Glossary

RAG (Retrieval-Augmented Generation)

RAG, or Retrieval-Augmented Generation, is an AI pattern where a model retrieves relevant passages from a source document before generating an answer, grounding output in the source.

A vanilla large language model answers from its training data, which is fixed at the moment of training and prone to hallucination. RAG fixes this by adding a retrieval step: when the user asks a question, the system searches a corpus (a book, a PDF, a knowledge base) for the most relevant passages, hands those passages to the LLM as context, and only then asks the model to answer.

The result is an answer that cites specific passages and is constrained by the source rather than by the model’s training. This makes RAG the standard pattern for "chat with your document" features, customer-support bots over a help centre, and AI search engines that need to attribute claims.

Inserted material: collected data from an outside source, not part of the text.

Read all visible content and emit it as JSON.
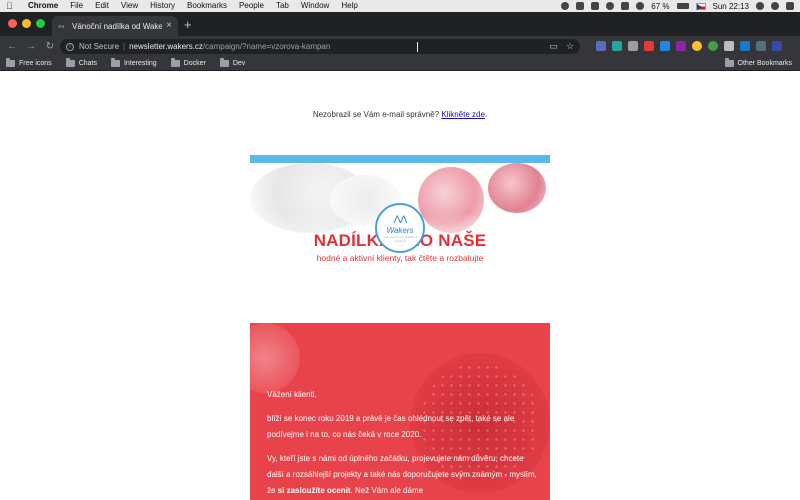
{
  "menubar": {
    "app": "Chrome",
    "items": [
      "File",
      "Edit",
      "View",
      "History",
      "Bookmarks",
      "People",
      "Tab",
      "Window",
      "Help"
    ],
    "battery": "67 %",
    "clock": "Sun 22:13"
  },
  "browser": {
    "tab_title": "Vánoční nadílka od Wakers 🎁",
    "new_tab_symbol": "+",
    "url_security": "Not Secure",
    "url_host": "newsletter.wakers.cz",
    "url_path": "/campaign/?name=vzorova-kampan",
    "bookmarks": [
      "Free icons",
      "Chats",
      "Interesting",
      "Docker",
      "Dev"
    ],
    "other_bookmarks": "Other Bookmarks"
  },
  "email": {
    "notice_text": "Nezobrazil se Vám e-mail správně?",
    "notice_link": "Klikněte zde",
    "notice_end": ".",
    "logo_word": "Wakers",
    "logo_tagline": "vývoj webových aplikací a systémů",
    "headline": "NADÍLKA PRO NAŠE",
    "subheadline": "hodné a aktivní klienty, tak čtěte a rozbalujte",
    "greeting": "Vážení klienti,",
    "para1": "blíží se konec roku 2019 a právě je čas ohlédnout se zpět, také se ale podívejme i na to, co nás čeká v roce 2020.",
    "para2_start": "Vy, kteří jste s námi od úplného začátku, projevujete nám důvěru, chcete další a rozsáhlejší projekty a také nás doporučujete svým známým - myslím, že ",
    "para2_bold": "si zasloužíte ocenit",
    "para2_end": ". Než Vám ale dáme"
  },
  "colors": {
    "accent_red": "#e0313a",
    "section_red": "#e8424a",
    "top_stripe_blue": "#5bb7ee",
    "logo_blue": "#2f7fc1"
  }
}
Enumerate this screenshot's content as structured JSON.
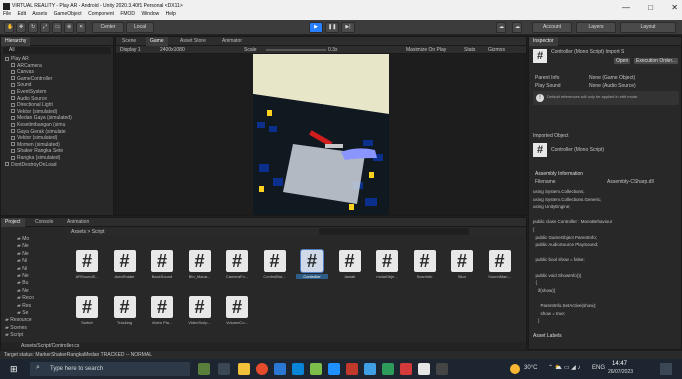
{
  "window": {
    "title": "VIRTUAL REALITY - Play AR - Android - Unity 2020.3.40f1 Personal <DX11>",
    "min": "—",
    "max": "□",
    "close": "✕"
  },
  "menu": [
    "File",
    "Edit",
    "Assets",
    "GameObject",
    "Component",
    "FMOD",
    "Window",
    "Help"
  ],
  "toolbar": {
    "center": "Center",
    "local": "Local",
    "account": "Account",
    "layers": "Layers",
    "layout": "Layout"
  },
  "hierarchy": {
    "title": "Hierarchy",
    "search": "All",
    "items": [
      {
        "text": "Play AR",
        "depth": 0
      },
      {
        "text": "ARCamera",
        "depth": 1
      },
      {
        "text": "Canvas",
        "depth": 1
      },
      {
        "text": "GameController",
        "depth": 1
      },
      {
        "text": "Sound",
        "depth": 1
      },
      {
        "text": "EventSystem",
        "depth": 1
      },
      {
        "text": "Audio Source",
        "depth": 1
      },
      {
        "text": "Directional Light",
        "depth": 1
      },
      {
        "text": "Vektor (simulated)",
        "depth": 1
      },
      {
        "text": "Medan Gaya (simulated)",
        "depth": 1
      },
      {
        "text": "Kesetimbangan (simu",
        "depth": 1
      },
      {
        "text": "Gaya Gerak (simulate",
        "depth": 1
      },
      {
        "text": "Vektor (simulated)",
        "depth": 1
      },
      {
        "text": "Momen (simulated)",
        "depth": 1
      },
      {
        "text": "Shaker Rangka Sete",
        "depth": 1
      },
      {
        "text": "Rangka (simulated)",
        "depth": 1
      },
      {
        "text": "DontDestroyOnLoad",
        "depth": 0
      }
    ]
  },
  "scene_tabs": [
    "Scene",
    "Game",
    "Asset Store",
    "Animator"
  ],
  "game_bar": {
    "display": "Display 1",
    "resolution": "2400x1080",
    "scale_label": "Scale",
    "scale": "0.3x",
    "maximize": "Maximize On Play",
    "stats": "Stats",
    "gizmos": "Gizmos"
  },
  "project": {
    "tabs": [
      "Project",
      "Console",
      "Animation"
    ],
    "breadcrumb": "Assets > Script",
    "folders": [
      "Mo",
      "Ne",
      "Ne",
      "Ni",
      "Ni",
      "Ne",
      "Bu",
      "Ne",
      "Reco",
      "Res",
      "Se",
      "Resource",
      "Scenes",
      "Script"
    ],
    "files": [
      "ARSoundS...",
      "AutoRotate",
      "BackSound",
      "Btn_Mana...",
      "CameraFo...",
      "ControlBut...",
      "Controller",
      "Jawab",
      "mulaiObje...",
      "ScanInfo",
      "Skor",
      "SoundMan...",
      "Switch",
      "Tracking",
      "Video Pla...",
      "VideoScrip...",
      "VolumeCo..."
    ],
    "selected": "Controller",
    "status_path": "Assets/Script/Controller.cs"
  },
  "inspector": {
    "title": "Inspector",
    "object_name": "Controller (Mono Script) Import S",
    "open_label": "Open",
    "exec_label": "Execution Order...",
    "parent_info_label": "Parent Info",
    "parent_info_value": "None (Game Object)",
    "play_sound_label": "Play Sound",
    "play_sound_value": "None (Audio Source)",
    "info_text": "Default references will only be applied in edit mode.",
    "imported_label": "Imported Object",
    "imported_name": "Controller (Mono Script)",
    "assembly_info": "Assembly Information",
    "filename_label": "Filename",
    "filename_value": "Assembly-CSharp.dll",
    "code": [
      "using System.Collections;",
      "using System.Collections.Generic;",
      "using UnityEngine;",
      "",
      "public class Controller : MonoBehaviour",
      "{",
      "  public GameObject ParentInfo;",
      "  public AudioSource PlaySound;",
      "",
      "  public bool show = false;",
      "",
      "  public void ShowInfo(){",
      "  {",
      "    if(show){",
      "",
      "      ParentInfo.SetActive(show);",
      "      show = true;",
      "    }"
    ],
    "asset_labels": "Asset Labels"
  },
  "status_bar": "Target status: MarkerShakerRangkaMedan TRACKED -- NORMAL",
  "taskbar": {
    "search": "Type here to search",
    "temp": "30°C",
    "time": "14:47",
    "date": "26/07/2023",
    "lang": "ENG"
  },
  "colors": {
    "play_active": "#2a7fff",
    "selection": "#2c5d87",
    "titlebar": "#f0f0f0",
    "taskbar": "#1c2530"
  }
}
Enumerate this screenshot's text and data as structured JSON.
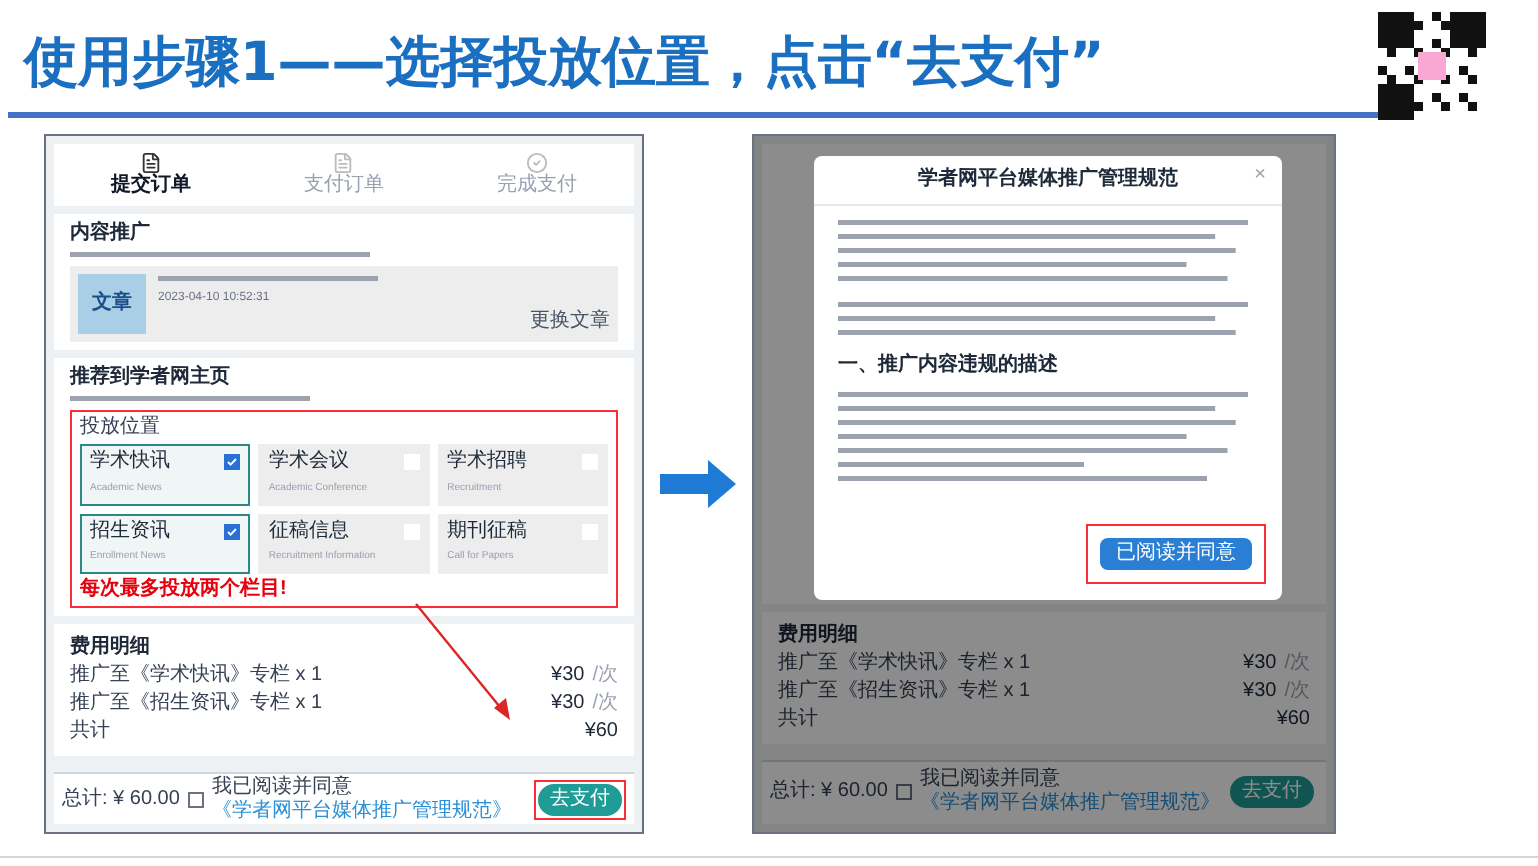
{
  "title": "使用步骤1——选择投放位置，点击“去支付”",
  "left": {
    "steps": [
      {
        "label": "提交订单",
        "selected": true
      },
      {
        "label": "支付订单",
        "selected": false
      },
      {
        "label": "完成支付",
        "selected": false
      }
    ],
    "content": {
      "heading": "内容推广",
      "thumb": "文章",
      "date": "2023-04-10 10:52:31",
      "change": "更换文章"
    },
    "recommend": {
      "heading": "推荐到学者网主页",
      "position_label": "投放位置",
      "options": [
        {
          "name": "学术快讯",
          "en": "Academic News",
          "checked": true
        },
        {
          "name": "学术会议",
          "en": "Academic Conference",
          "checked": false
        },
        {
          "name": "学术招聘",
          "en": "Recruitment",
          "checked": false
        },
        {
          "name": "招生资讯",
          "en": "Enrollment News",
          "checked": true
        },
        {
          "name": "征稿信息",
          "en": "Recruitment Information",
          "checked": false
        },
        {
          "name": "期刊征稿",
          "en": "Call for Papers",
          "checked": false
        }
      ],
      "warning": "每次最多投放两个栏目!"
    },
    "fees": {
      "heading": "费用明细",
      "items": [
        {
          "label": "推广至《学术快讯》专栏 x 1",
          "price": "¥30",
          "unit": "/次"
        },
        {
          "label": "推广至《招生资讯》专栏 x 1",
          "price": "¥30",
          "unit": "/次"
        }
      ],
      "total_label": "共计",
      "total": "¥60"
    },
    "footer": {
      "total": "总计: ¥ 60.00",
      "agree_checked": false,
      "agree": "我已阅读并同意",
      "link": "《学者网平台媒体推广管理规范》",
      "pay": "去支付"
    }
  },
  "right": {
    "fees": {
      "heading": "费用明细",
      "items": [
        {
          "label": "推广至《学术快讯》专栏 x 1",
          "price": "¥30",
          "unit": "/次"
        },
        {
          "label": "推广至《招生资讯》专栏 x 1",
          "price": "¥30",
          "unit": "/次"
        }
      ],
      "total_label": "共计",
      "total": "¥60"
    },
    "footer": {
      "total": "总计: ¥ 60.00",
      "agree_checked": false,
      "agree": "我已阅读并同意",
      "link": "《学者网平台媒体推广管理规范》",
      "pay": "去支付"
    },
    "modal": {
      "title": "学者网平台媒体推广管理规范",
      "close": "×",
      "section": "一、推广内容违规的描述",
      "accept": "已阅读并同意"
    }
  }
}
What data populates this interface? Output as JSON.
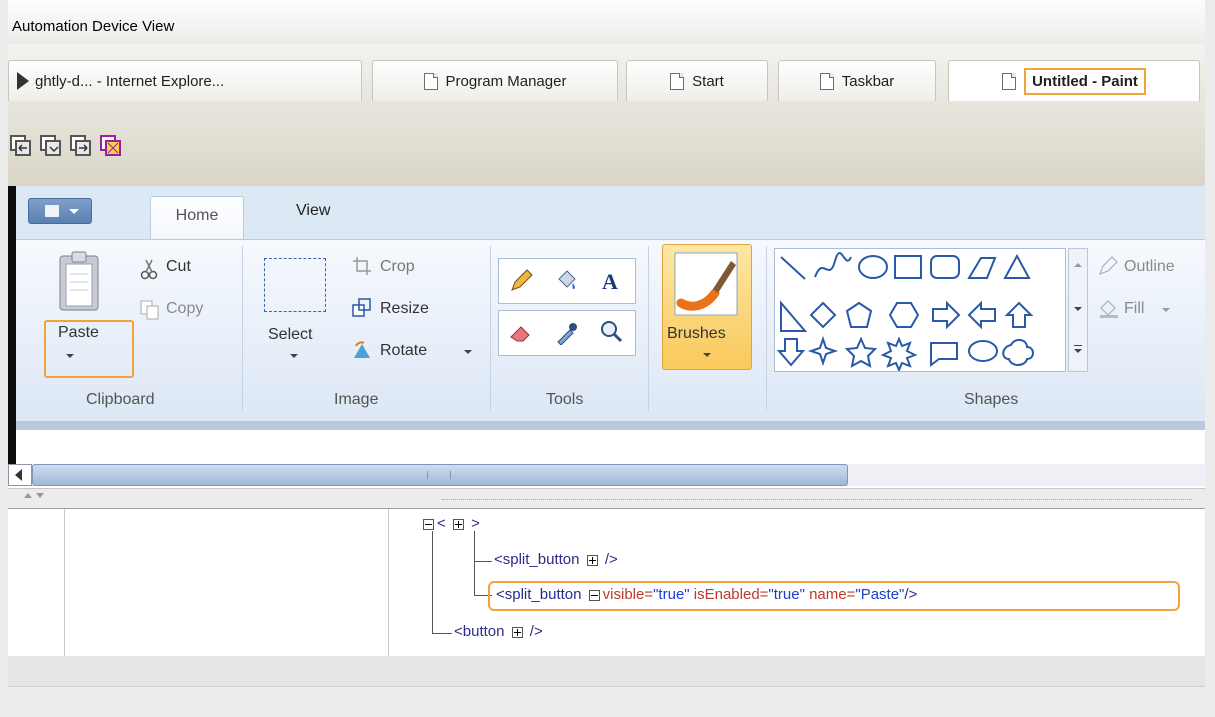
{
  "window": {
    "title": "Automation Device View"
  },
  "tabs": [
    {
      "label": "ghtly-d... - Internet Explore...",
      "active": false
    },
    {
      "label": "Program Manager",
      "active": false
    },
    {
      "label": "Start",
      "active": false
    },
    {
      "label": "Taskbar",
      "active": false
    },
    {
      "label": "Untitled - Paint",
      "active": true
    }
  ],
  "toolbar": {
    "icons": [
      "back-window-icon",
      "window-icon",
      "forward-window-icon",
      "highlight-window-icon"
    ]
  },
  "paint": {
    "ribbon_tabs": {
      "home": "Home",
      "view": "View"
    },
    "clipboard": {
      "paste": "Paste",
      "cut": "Cut",
      "copy": "Copy",
      "group": "Clipboard"
    },
    "image": {
      "select": "Select",
      "crop": "Crop",
      "resize": "Resize",
      "rotate": "Rotate",
      "group": "Image"
    },
    "tools": {
      "group": "Tools"
    },
    "brushes": {
      "label": "Brushes"
    },
    "shapes": {
      "outline": "Outline",
      "fill": "Fill",
      "group": "Shapes"
    }
  },
  "tree": {
    "root": "< ",
    "root_close": " >",
    "child1_tag": "<split_button ",
    "child1_close": " />",
    "child2_tag": "<split_button ",
    "child2_attr1": "visible=",
    "child2_val1": "\"true\"",
    "child2_attr2": " isEnabled=",
    "child2_val2": "\"true\"",
    "child2_attr3": " name=",
    "child2_val3": "\"Paste\"",
    "child2_close": "/>",
    "child3_tag": "<button ",
    "child3_close": " />"
  }
}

RAG quality depends on three pieces: how the source is chunked (paragraph, section, sentence), how chunks are embedded for similarity search, and how the model is prompted to use the retrieved context. A weak link in any of these produces answers that are technically grounded but practically wrong.

Where Summio fits

Summio uses RAG to ground every claim in a summary or chat response back to a passage in the original book, video transcript, article, or PDF. If the engine cannot cite a passage, it does not print the claim — that is the source-grounding policy that makes Summio trustworthy enough for professional reading.

Read more about Summio →

Common questions

How is RAG different from fine-tuning?

Fine-tuning bakes new knowledge into the model weights — slow, expensive, and only updateable by re-training. RAG keeps the model frozen and changes the retrieved context per query, so updating knowledge means re-indexing a document, not retraining anything.

Does RAG eliminate hallucinations?

It reduces them substantially but does not eliminate them. The model can still misread the retrieved passage, ignore it, or stitch together an incorrect synthesis from correct snippets. Source-citation policies (refuse to answer if no passage supports the claim) close most of the remaining gap.

Where is RAG used?

AI search engines (Perplexity, ChatGPT search, Claude with web access), enterprise document chat, customer-support bots over a help centre, and reading apps like Summio. Anywhere an answer needs to be attributable to a specific source.